Ma cosa dice veramente l’Acb? L’analisi, molto accurata, considera costi e benefici estesi a tutti gli stati europei investiti dall’opera. Da questo giusto approccio avrebbe dovuto derivare un’estrapolazione dei costi e benefici per la sola Italia dato che questo ci interessa, e non quanto spenderà l’Unione europea o guadagnerà la Spagna. Ma questo non è stato fatto. Quindi cerchiamo di capire qual è l’interesse italiano.

Per calcolare l’impatto economico di un’opera, l’Acb somma la variazione dei benefici o surplus dei consumatori (merci e passeggeri), dei costi operativi (il surplus dei produttori), e dei costi esterni ambientali, e sottrae i costi di investimento. Il risultato se positivo indica che è giusto fare l’opera, altrimenti no.

Partiamo dai costi d’investimento. Al netto di quelli già sostenuti, che ammontano a 1,4 miliardi, l’Acb include: il costo del tunnel di base e delle due tratte italiane, Avigliana-Orbassano e Bussoleno-Avigliana, per un totale di 11,530 miliardi di euro, escludendo per motivi sconosciuti la tratta francese (vedi Acb, pag. 48). Nell’Acb sia i costi che i benefici vanno attualizzati. In altre parole va calcolato il valore ad oggi di un costo o di un beneficio che si realizzerà nel futuro: nel caso dei costi di investimento la spesa è prevista in dieci anni, il che abbassa il costo attualizzato di investimento da cui si deve sottrarre il valore residuo dell’opera a fine del periodo di utilizzazione, stimato in 6,740 miliardi di euro, che va attualizzato. Si ottiene così il costo finale di investimento che è pari a 7,658 miliardi di euro (vedi l’immagine allegata, e Acb, pag. 65).

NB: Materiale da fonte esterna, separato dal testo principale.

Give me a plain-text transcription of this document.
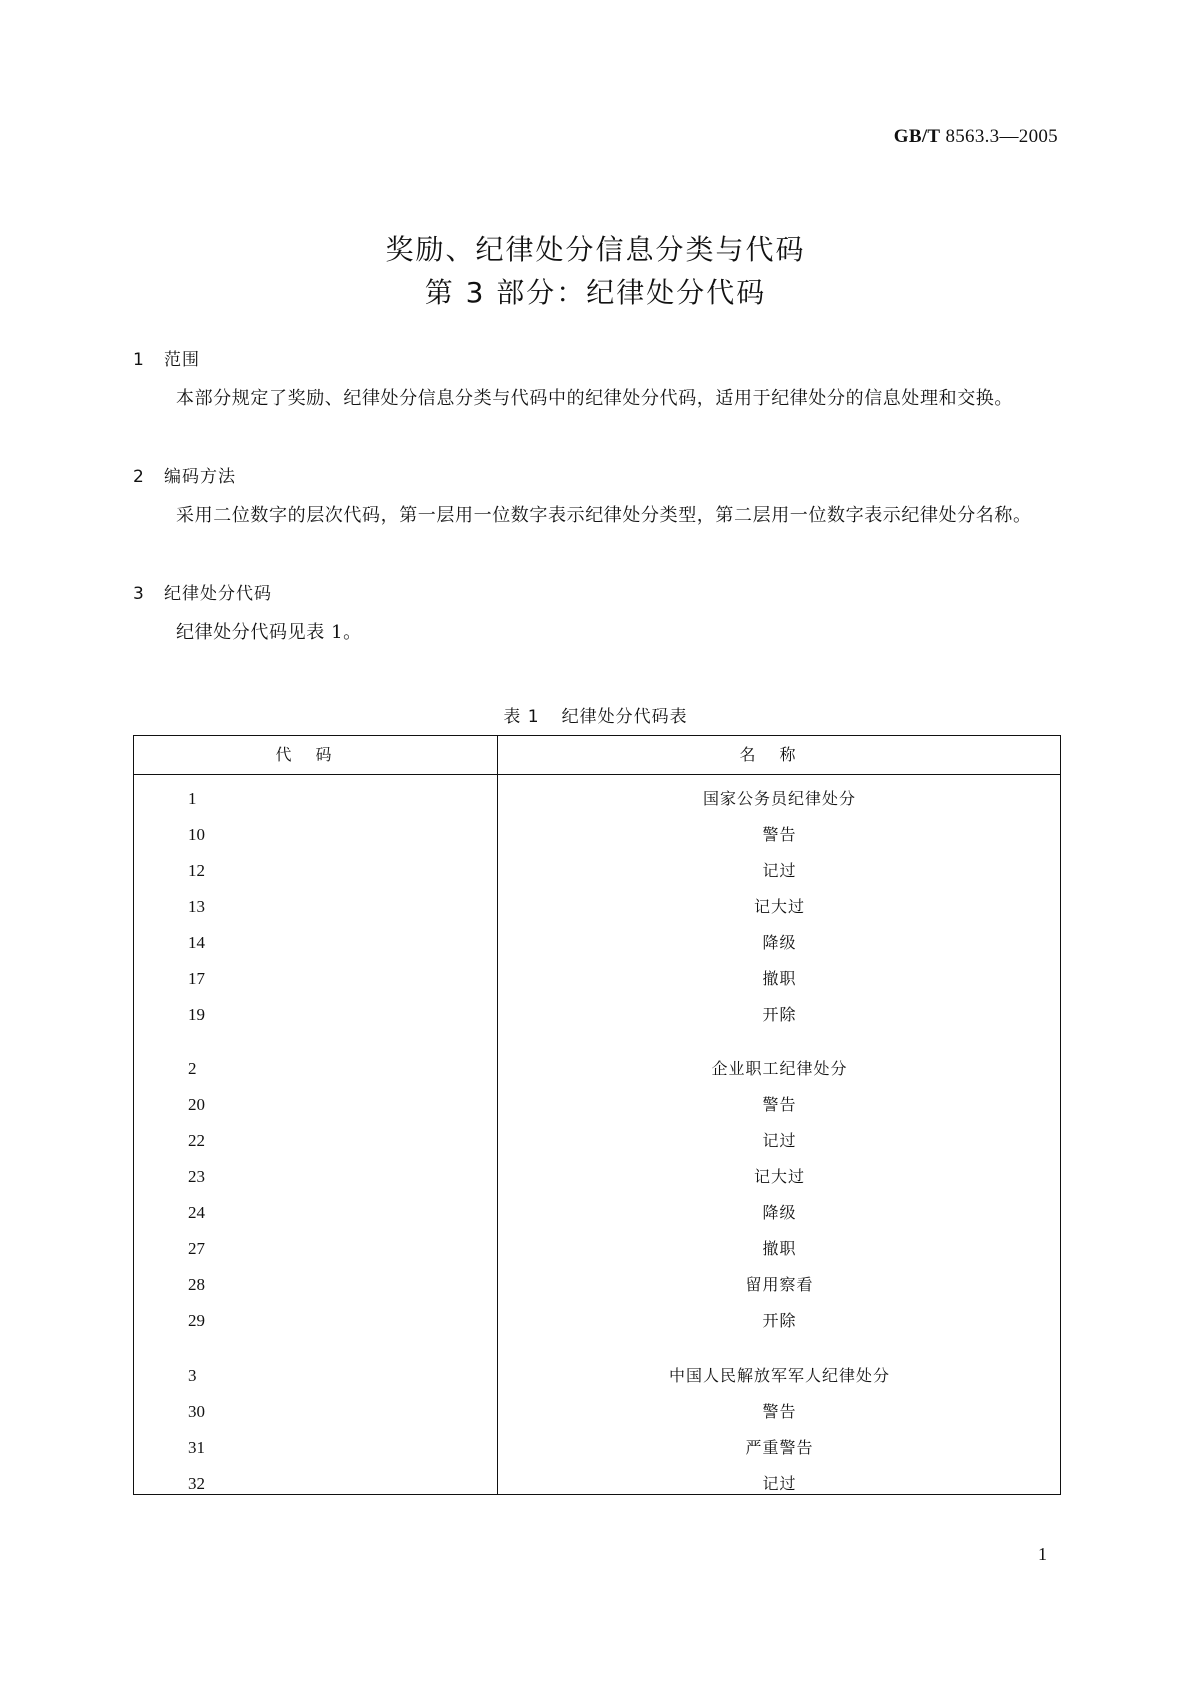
GB/T 8563.3—2005
奖励、纪律处分信息分类与代码
第 3 部分：纪律处分代码
1 范围
本部分规定了奖励、纪律处分信息分类与代码中的纪律处分代码，适用于纪律处分的信息处理和交换。
2 编码方法
采用二位数字的层次代码，第一层用一位数字表示纪律处分类型，第二层用一位数字表示纪律处分名称。
3 纪律处分代码
纪律处分代码见表 1。
表 1 纪律处分代码表
代码	名称
1	国家公务员纪律处分
10	警告
12	记过
13	记大过
14	降级
17	撤职
19	开除
2	企业职工纪律处分
20	警告
22	记过
23	记大过
24	降级
27	撤职
28	留用察看
29	开除
3	中国人民解放军军人纪律处分
30	警告
31	严重警告
32	记过
1
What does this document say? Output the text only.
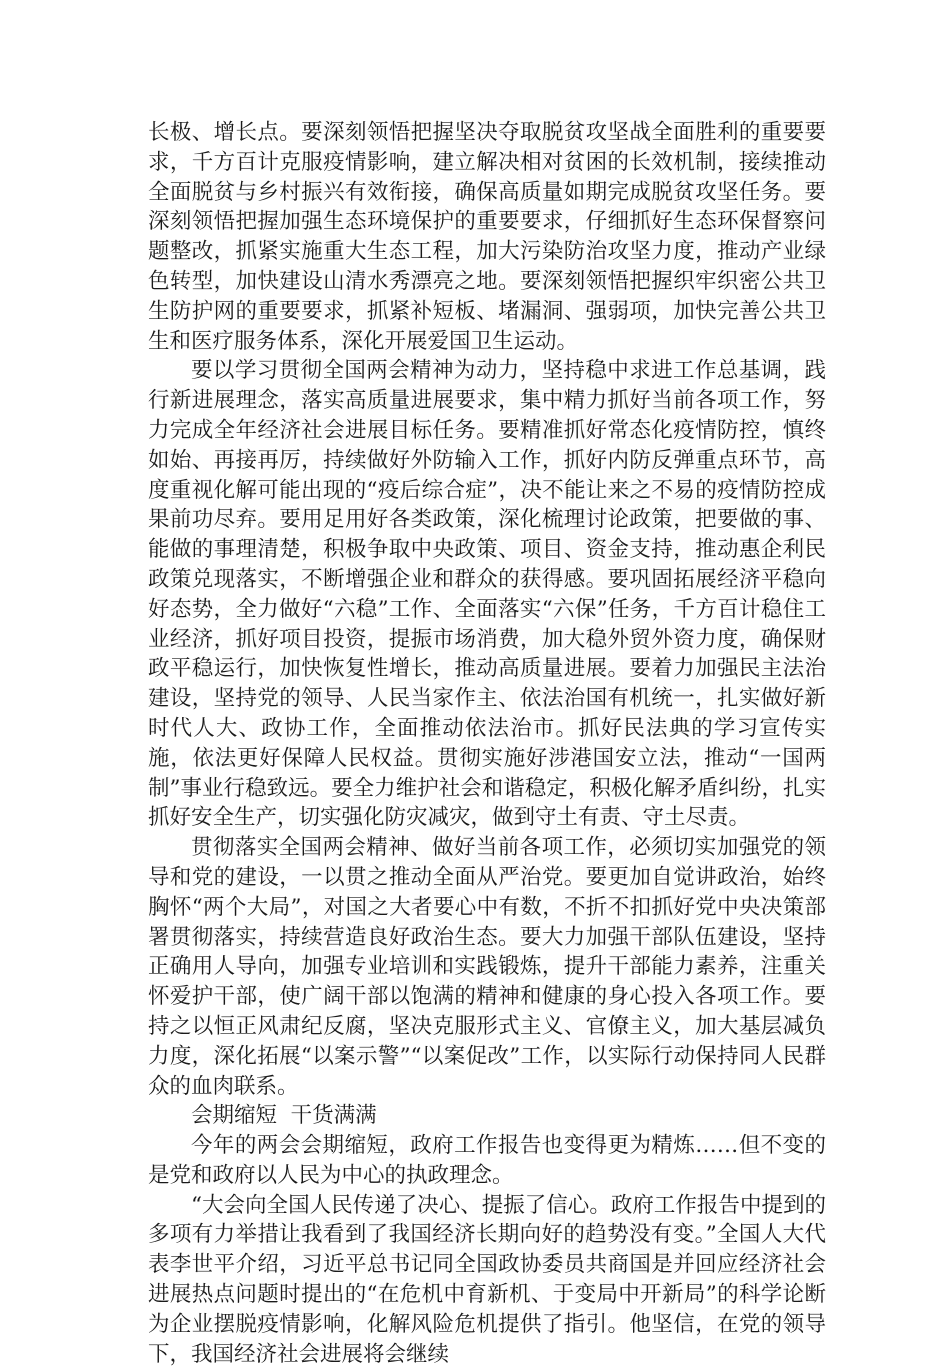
长极、增长点。要深刻领悟把握坚决夺取脱贫攻坚战全面胜利的重要要求，千方百计克服疫情影响，建立解决相对贫困的长效机制，接续推动全面脱贫与乡村振兴有效衔接，确保高质量如期完成脱贫攻坚任务。要深刻领悟把握加强生态环境保护的重要要求，仔细抓好生态环保督察问题整改，抓紧实施重大生态工程，加大污染防治攻坚力度，推动产业绿色转型，加快建设山清水秀漂亮之地。要深刻领悟把握织牢织密公共卫生防护网的重要要求，抓紧补短板、堵漏洞、强弱项，加快完善公共卫生和医疗服务体系，深化开展爱国卫生运动。

要以学习贯彻全国两会精神为动力，坚持稳中求进工作总基调，践行新进展理念，落实高质量进展要求，集中精力抓好当前各项工作，努力完成全年经济社会进展目标任务。要精准抓好常态化疫情防控，慎终如始、再接再厉，持续做好外防输入工作，抓好内防反弹重点环节，高度重视化解可能出现的“疫后综合症”，决不能让来之不易的疫情防控成果前功尽弃。要用足用好各类政策，深化梳理讨论政策，把要做的事、能做的事理清楚，积极争取中央政策、项目、资金支持，推动惠企利民政策兑现落实，不断增强企业和群众的获得感。要巩固拓展经济平稳向好态势，全力做好“六稳”工作、全面落实“六保”任务，千方百计稳住工业经济，抓好项目投资，提振市场消费，加大稳外贸外资力度，确保财政平稳运行，加快恢复性增长，推动高质量进展。要着力加强民主法治建设，坚持党的领导、人民当家作主、依法治国有机统一，扎实做好新时代人大、政协工作，全面推动依法治市。抓好民法典的学习宣传实施，依法更好保障人民权益。贯彻实施好涉港国安立法，推动“一国两制”事业行稳致远。要全力维护社会和谐稳定，积极化解矛盾纠纷，扎实抓好安全生产，切实强化防灾减灾，做到守土有责、守土尽责。

贯彻落实全国两会精神、做好当前各项工作，必须切实加强党的领导和党的建设，一以贯之推动全面从严治党。要更加自觉讲政治，始终胸怀“两个大局”，对国之大者要心中有数，不折不扣抓好党中央决策部署贯彻落实，持续营造良好政治生态。要大力加强干部队伍建设，坚持正确用人导向，加强专业培训和实践锻炼，提升干部能力素养，注重关怀爱护干部，使广阔干部以饱满的精神和健康的身心投入各项工作。要持之以恒正风肃纪反腐，坚决克服形式主义、官僚主义，加大基层减负力度，深化拓展“以案示警”“以案促改”工作，以实际行动保持同人民群众的血肉联系。

会期缩短  干货满满

今年的两会会期缩短，政府工作报告也变得更为精炼……但不变的是党和政府以人民为中心的执政理念。

“大会向全国人民传递了决心、提振了信心。政府工作报告中提到的多项有力举措让我看到了我国经济长期向好的趋势没有变。”全国人大代表李世平介绍，习近平总书记同全国政协委员共商国是并回应经济社会进展热点问题时提出的“在危机中育新机、于变局中开新局”的科学论断为企业摆脱疫情影响，化解风险危机提供了指引。他坚信，在党的领导下，我国经济社会进展将会继续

Questo costo riguarda quindi sia Francia che Italia, e non considera il contributo europeo del 50%. Calcolando la quota parte italiana come fanno Carlo Cottarelli e Giampaolo Galli all’interno dell’Osservatorio dei conti pubblici italiani, e considerando il contributo europeo, si ottiene un costo di investimento per la sola Italia di 2,481 miliardi di euro. Questo, mantenendo tutto il resto uguale, porta la differenza costi-benefici, nello scenario considerato “realistico”, dai 7 miliardi di euro tanto ripetuti dal ministro Danilo Toninelli a circa 2 miliardi di euro. Ma non è tutto.

Se è relativamente facile stimare i costi di investimento, più difficile è farlo con gli effetti positivi e negativi che si produrranno nel futuro una volta terminata l’opera nel 2030. Al proposito si può ricordare come l’Unità del 3/10/1964, per l’inaugurazione dell’A1, scriveva: “Abbiamo l’Autostrada del Sole ma non sappiamo bene a che serve”. Questa citazione, indipendentemente dagli effetti di un’opera che possono anche essere negativi (vedi il disastro del Vajont, per citare un celebre e tragico caso), spiega meglio d’ogni altro argomento i problemi legati alla previsione che va considerata solo una ipotesi, anche se fatta da esperti che nell’Acb attuale, rispetto all’Acb fatta nel 2011 dall’Osservatorio della Torino-Lione, hanno ridimensionato le previsioni in uno scenario definito “realistico”. Ma il problema non sta tanto nel traffico previsto, quanto nel calcolo del surplus dei consumatori e dei produttori.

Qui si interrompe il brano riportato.